Congresso dos Engenheiros em Trieste: reforma das profissões e IA no centro do debate
No 70º Congresso em Trieste (23-25/9), CNI debate reforma das profissões, inteligência artificial e o papel dos engenheiros nas políticas públicas.
RESUMO ✦
Sem tempo? A Lili IA resume para você
Congresso dos Engenheiros em Trieste: reforma das profissões e IA no centro do debate
Trieste recebe, de 23 a 25 de setembro, o 70º Congresso nacional dos engenheiros, evento marcado por um conjunto de temas que refletem as transformações tecnológicas, económicas e sociais em curso. Na agenda estão, em destaque, a reforma das profissões e a crescente centralidade da inteligência artificial, além de tópicos como transição energética, digitalização, sustentabilidade, robótica e biomedicina.
Em entrevista ao Espresso Italia/Labitalia, o presidente do Conselho Nacional dos Engenheiros (CNI), Angelo Domenico Perrini, sublinha que a categoria precisa assumir um papel ativo nos processos decisórios e na definição de políticas públicas. A mensagem técnica é direta: as complexas transformações exigem mais do que know-how pontual; exigem visão de longo prazo e responsabilidade social.
"Hoje a principal desafio é saber antecipar as transformações da sociedade, da economia e da tecnologia", afirma Perrini. "Vivemos uma fase em que a ciência e a técnica avançam com rapidez sem precedentes, e isso exige capacidade de adaptação. O papel da engenharia é contribuir para governar essas transformações, oferecendo competências, responsabilidade e visão."
No diagnóstico apresentado pelo CNI, as competências técnicas já são frequentemente chamadas a orientar escolhas estratégicas, mas nem sempre as indicações são convertidas em normas e atos aplicáveis. "O engenheiro representa o ponto de encontro entre ciência, política e sociedade", observa Perrini. Sem esse ponto de ligação, muitas das transformações exigidas pela crise climática e pela inovação tecnológica correm o risco de ficar apenas no papel.

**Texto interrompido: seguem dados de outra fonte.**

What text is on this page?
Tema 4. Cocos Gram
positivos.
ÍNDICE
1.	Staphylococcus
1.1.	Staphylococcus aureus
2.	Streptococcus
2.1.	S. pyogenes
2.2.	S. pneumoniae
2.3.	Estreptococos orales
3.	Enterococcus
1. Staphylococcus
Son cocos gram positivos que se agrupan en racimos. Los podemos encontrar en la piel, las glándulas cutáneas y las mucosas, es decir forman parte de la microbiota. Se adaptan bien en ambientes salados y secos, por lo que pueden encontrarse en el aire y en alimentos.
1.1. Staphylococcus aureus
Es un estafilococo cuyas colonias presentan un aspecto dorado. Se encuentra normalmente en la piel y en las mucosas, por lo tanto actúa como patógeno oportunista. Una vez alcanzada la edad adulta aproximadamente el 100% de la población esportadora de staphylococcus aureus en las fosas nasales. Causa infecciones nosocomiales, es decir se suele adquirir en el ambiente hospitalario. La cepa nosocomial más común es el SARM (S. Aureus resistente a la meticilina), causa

O discurso do presidente enfatiza ainda a necessidade de ampliar o conceito de projeto: não basta avaliar efeitos imediatos de uma obra ou tecnologia. É imprescindível considerar o ciclo de vida completo dos sistemas — da concepção à gestão e ao descarte — e assumir a responsabilidade pelas consequências das opções tomadas. Essa abordagem é colocada como condição para que transições sejam sustentáveis, seguras e orientadas ao bem-estar das pessoas.
Nos painéis do Congresso, estarão em foco setores que demandam novas competências, como a robótica aplicada, a biomedicina avançada e os processos de digitalização nas infraestruturas. A formação das futuras gerações de profissionais também figura entre as prioridades, com propostas para alinhar currículo e prática profissional às exigências de um mercado em rápida transformação.
Do ponto de vista institucional, o CNI reivindica maior valorização do contributo técnico-científico nos fóruns decisórios. A expectativa é que a voz dos engenheiros seja ouvida não apenas na identificação de problemas, mas na tradução prática das soluções em medidas normativas e operacionais. Em linguagem direta de apuração in loco e cruzamento de fontes: o objetivo é reduzir o hiato entre recomendação técnica e implementação normativa.
O 70º Congresso nacional dos engenheiros propõe, portanto, um raio-x das prioridades que definirão o futuro próximo do País: a conjugação entre inovação tecnológica e responsabilidade pública, com os engenheiros no centro das decisões que transformarão economia e sociedade.